In examining blood sent me by Dr. Newsam from natives of St. Vincent, West Indies, I found this microfilaria in several individuals— in 10 out of 152 examined. It resembled mf. bancrofti and mf. loa so far as shape is concerned, but differed from them in size, its average measurements being, according to Low, 0.2 mm. by 0.005 mm. It is sharp-tailed, has no sheath, and observes no periodicity, being present in the peripheral circulation both by day and by night. Its movements are very active; it can shorten or elongate itself, and not only wriggle about very actively, but travel from place to place on the fresh blood slide. Nothing is known of its life-history or pathological bearings.

I have met with the same parasite in the blood of natives of St. Lucia, W.I. , an observation confirmed by Galgey, Low, and St. George Gray. Low has also found it in the blood of natives of Dominica and Trinidad. Usually some eight or ten parasites are found in a preparation of ordinary dimensions; occasionally instances of high degrees of infection are met with, in which hundreds of microfilariæ can be counted on every slide. Its topographical distribution is singularly circumscribed, even in the endemic districts.
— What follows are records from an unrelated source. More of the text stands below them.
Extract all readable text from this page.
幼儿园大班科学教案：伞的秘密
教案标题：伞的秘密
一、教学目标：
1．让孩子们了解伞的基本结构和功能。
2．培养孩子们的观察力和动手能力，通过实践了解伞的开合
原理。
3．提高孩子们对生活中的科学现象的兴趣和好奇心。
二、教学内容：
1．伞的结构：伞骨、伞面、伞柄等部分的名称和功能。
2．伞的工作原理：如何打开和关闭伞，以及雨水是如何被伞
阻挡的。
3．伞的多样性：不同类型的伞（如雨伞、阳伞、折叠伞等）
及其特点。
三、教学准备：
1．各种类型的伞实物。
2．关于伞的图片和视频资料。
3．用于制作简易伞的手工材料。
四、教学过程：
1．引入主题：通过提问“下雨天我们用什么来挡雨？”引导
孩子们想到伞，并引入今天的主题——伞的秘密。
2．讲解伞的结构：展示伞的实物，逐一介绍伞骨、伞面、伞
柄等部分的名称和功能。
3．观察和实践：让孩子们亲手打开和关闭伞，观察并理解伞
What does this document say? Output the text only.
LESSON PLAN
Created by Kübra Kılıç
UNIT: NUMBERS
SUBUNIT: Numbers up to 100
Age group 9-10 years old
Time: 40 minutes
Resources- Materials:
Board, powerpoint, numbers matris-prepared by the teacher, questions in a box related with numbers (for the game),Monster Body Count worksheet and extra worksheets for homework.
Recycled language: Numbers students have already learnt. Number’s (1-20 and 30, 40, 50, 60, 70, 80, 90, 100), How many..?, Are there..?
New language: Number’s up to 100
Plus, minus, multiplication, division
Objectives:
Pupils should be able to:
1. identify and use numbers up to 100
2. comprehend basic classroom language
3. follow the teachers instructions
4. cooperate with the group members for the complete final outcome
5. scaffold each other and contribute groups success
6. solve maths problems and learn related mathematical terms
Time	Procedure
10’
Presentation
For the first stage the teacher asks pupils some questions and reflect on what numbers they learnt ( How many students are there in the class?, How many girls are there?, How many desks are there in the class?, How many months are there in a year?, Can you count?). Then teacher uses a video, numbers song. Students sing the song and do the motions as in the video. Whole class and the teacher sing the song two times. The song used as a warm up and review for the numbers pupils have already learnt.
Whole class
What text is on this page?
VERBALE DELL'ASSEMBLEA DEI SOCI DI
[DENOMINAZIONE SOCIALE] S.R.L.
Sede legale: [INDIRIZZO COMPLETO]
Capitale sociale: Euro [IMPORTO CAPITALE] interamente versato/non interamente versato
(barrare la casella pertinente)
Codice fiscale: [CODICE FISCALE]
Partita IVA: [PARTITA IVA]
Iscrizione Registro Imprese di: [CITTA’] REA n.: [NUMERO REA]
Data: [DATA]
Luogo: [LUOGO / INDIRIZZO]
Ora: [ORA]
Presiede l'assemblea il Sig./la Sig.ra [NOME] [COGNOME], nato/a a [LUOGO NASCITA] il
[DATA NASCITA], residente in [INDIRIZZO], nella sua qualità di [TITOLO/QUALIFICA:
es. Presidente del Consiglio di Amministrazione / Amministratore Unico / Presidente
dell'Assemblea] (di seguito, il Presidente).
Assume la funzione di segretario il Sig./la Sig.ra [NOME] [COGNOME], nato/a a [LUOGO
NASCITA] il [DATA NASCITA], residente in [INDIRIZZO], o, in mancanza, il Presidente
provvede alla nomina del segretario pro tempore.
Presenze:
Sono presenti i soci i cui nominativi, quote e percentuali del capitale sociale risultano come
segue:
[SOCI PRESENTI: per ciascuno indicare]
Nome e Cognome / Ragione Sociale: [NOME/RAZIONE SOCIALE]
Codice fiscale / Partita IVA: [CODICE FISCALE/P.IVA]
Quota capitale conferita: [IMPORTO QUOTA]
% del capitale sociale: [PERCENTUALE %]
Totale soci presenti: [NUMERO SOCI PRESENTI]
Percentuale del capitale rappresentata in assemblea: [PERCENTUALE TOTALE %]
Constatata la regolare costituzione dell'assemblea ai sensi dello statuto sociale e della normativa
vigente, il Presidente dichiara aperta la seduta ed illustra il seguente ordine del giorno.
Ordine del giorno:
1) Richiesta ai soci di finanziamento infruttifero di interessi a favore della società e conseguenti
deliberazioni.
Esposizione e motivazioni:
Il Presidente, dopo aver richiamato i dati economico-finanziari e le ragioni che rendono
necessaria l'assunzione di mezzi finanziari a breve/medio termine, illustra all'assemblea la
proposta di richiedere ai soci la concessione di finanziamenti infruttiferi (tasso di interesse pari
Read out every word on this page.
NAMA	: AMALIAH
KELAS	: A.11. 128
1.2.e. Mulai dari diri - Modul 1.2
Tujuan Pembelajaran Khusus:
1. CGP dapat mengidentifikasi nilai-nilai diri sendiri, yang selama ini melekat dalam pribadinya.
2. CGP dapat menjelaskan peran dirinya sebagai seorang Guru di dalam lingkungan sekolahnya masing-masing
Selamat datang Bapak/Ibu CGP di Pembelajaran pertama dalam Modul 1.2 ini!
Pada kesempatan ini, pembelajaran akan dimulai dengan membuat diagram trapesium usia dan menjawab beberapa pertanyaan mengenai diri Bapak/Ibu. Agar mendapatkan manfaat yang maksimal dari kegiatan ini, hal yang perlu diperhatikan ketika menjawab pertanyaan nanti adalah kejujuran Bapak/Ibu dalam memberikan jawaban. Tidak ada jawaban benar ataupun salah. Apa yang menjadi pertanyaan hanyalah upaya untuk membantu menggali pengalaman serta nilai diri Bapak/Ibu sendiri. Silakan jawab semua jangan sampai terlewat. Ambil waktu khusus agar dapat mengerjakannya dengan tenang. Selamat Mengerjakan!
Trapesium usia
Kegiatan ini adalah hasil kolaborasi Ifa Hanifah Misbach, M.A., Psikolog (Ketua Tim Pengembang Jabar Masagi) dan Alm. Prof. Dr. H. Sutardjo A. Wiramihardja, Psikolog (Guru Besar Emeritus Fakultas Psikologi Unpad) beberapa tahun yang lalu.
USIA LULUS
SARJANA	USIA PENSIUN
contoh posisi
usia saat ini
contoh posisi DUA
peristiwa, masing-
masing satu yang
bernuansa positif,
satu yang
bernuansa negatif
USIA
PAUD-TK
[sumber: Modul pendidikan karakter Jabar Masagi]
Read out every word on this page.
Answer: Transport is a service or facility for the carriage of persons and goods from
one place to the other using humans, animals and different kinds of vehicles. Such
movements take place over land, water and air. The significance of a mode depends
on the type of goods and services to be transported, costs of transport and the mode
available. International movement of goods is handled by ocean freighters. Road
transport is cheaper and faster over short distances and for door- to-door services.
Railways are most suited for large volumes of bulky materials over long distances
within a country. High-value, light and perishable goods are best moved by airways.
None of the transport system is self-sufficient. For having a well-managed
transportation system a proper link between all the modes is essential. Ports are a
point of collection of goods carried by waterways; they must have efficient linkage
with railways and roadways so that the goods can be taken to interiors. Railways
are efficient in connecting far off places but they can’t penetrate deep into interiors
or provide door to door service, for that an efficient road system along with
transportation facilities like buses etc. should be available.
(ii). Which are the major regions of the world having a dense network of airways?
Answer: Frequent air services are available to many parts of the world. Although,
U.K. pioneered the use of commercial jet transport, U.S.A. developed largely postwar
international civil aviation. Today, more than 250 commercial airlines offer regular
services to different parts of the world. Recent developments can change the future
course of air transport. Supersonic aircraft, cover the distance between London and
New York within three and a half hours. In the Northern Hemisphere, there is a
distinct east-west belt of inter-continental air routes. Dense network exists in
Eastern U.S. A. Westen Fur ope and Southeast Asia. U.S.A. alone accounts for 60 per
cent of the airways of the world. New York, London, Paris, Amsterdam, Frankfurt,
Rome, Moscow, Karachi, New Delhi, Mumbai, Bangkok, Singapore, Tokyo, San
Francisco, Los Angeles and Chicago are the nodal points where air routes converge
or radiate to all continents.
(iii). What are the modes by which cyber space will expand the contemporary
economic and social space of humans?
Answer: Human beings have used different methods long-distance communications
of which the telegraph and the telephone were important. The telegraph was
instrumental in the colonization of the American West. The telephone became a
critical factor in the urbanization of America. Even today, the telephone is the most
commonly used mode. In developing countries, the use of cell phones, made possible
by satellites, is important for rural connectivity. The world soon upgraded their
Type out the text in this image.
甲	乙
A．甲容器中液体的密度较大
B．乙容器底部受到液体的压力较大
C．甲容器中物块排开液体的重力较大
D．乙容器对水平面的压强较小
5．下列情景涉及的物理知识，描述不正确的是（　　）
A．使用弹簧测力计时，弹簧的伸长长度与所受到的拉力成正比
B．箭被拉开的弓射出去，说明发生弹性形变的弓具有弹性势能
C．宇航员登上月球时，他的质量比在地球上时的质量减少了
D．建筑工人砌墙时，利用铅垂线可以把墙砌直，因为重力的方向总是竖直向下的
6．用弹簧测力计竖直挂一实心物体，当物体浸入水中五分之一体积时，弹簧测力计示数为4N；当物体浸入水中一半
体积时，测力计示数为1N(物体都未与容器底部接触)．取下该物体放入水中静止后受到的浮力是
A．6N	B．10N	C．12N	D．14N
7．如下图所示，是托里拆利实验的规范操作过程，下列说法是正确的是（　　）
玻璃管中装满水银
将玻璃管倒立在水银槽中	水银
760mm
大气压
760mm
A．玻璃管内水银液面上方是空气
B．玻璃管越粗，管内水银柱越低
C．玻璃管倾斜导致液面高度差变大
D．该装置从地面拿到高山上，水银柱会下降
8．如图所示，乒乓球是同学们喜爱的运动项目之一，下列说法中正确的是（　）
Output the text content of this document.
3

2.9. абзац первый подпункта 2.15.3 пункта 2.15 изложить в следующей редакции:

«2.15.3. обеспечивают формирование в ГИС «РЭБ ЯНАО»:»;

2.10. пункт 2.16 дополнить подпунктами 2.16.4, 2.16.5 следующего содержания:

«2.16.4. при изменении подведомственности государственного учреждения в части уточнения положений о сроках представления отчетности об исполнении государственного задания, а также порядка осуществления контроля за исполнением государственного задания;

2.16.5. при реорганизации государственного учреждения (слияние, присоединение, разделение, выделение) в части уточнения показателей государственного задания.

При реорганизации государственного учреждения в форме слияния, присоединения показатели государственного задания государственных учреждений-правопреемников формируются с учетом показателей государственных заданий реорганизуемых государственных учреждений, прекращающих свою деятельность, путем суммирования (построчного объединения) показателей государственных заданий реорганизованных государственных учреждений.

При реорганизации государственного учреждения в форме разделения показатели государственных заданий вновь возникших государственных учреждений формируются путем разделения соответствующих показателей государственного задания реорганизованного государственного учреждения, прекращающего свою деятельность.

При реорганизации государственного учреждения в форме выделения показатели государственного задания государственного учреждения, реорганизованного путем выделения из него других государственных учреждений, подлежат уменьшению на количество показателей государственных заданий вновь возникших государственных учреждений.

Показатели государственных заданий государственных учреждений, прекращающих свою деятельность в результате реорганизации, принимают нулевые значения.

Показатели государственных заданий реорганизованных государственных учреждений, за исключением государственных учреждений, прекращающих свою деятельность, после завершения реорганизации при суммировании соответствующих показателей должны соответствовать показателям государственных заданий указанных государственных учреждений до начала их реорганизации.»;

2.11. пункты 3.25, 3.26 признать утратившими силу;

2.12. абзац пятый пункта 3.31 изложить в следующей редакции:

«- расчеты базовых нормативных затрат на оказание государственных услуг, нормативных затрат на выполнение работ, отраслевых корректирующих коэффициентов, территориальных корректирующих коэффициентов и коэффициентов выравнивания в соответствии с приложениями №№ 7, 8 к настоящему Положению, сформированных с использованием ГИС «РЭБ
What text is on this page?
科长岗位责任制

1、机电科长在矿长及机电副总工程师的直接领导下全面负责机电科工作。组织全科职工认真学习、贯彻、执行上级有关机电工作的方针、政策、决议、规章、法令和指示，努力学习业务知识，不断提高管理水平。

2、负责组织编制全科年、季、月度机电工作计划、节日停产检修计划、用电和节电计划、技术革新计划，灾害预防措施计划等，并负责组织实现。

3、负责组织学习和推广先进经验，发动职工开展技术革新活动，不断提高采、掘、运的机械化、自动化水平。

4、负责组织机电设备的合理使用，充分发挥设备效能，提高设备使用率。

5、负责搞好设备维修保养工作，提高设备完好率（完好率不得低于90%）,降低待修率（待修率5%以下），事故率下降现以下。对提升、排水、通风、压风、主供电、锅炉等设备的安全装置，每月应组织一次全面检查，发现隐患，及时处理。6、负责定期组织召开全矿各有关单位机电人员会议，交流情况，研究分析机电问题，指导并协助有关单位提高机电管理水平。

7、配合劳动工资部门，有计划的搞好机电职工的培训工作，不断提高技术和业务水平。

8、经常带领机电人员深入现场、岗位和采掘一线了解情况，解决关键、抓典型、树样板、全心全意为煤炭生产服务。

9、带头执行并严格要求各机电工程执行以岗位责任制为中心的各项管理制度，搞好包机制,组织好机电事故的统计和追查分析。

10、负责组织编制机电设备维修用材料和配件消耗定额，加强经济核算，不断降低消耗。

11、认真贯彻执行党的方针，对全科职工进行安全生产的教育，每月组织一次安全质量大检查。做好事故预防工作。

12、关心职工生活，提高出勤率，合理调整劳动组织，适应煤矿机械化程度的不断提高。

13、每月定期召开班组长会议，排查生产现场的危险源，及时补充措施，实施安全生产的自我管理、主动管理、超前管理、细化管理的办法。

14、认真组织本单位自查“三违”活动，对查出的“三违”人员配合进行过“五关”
Galgey found five adult female filariæ in the omental tissues of a patient in whose blood mf. demarquaii had been discovered during life. No male was found.

These worms closely resembled the adult F. ozzardi, but, according to Daniels, exhibited structural differences, especially as regards the shape of the head and tail, which led him to conclude that they are specifically distinct. They measured from 65-80 mm. in length by 0.21-0.25 mm. in breadth. The head has a diameter of from 0.09 to 0.1 mm. The mouth is terminal. The genital pore opens at 0.76 mm. from the head. The alimentary canal is nearly straight, and terminates in an anus which is subterminal. The opening of the anus is marked by a slight papilla. The tail is curved and rapidly diminishes in size just below the anal papilla. A marked cuticular thickening covers the tip of the tail. The diameter near the tip of the tail, before its termination, is 0.03 mm. F. demarquaii is a thicker worm than F. perstans. It differs from F. bancrofti and F. ozzardi in the greater size of the head, in the smaller tail, and particularly in the marked cuticular thickening at the tip of the tail. This thickening is knobby and bifid, but the divisions are not so well marked as in F. perstans. The intermediate host has not been discovered. Low believes it to be a rare species of mosquito. It is quite possible that some of the minute, sharp-tailed filariæ (F. ozzardi) of British Guiana are the same species.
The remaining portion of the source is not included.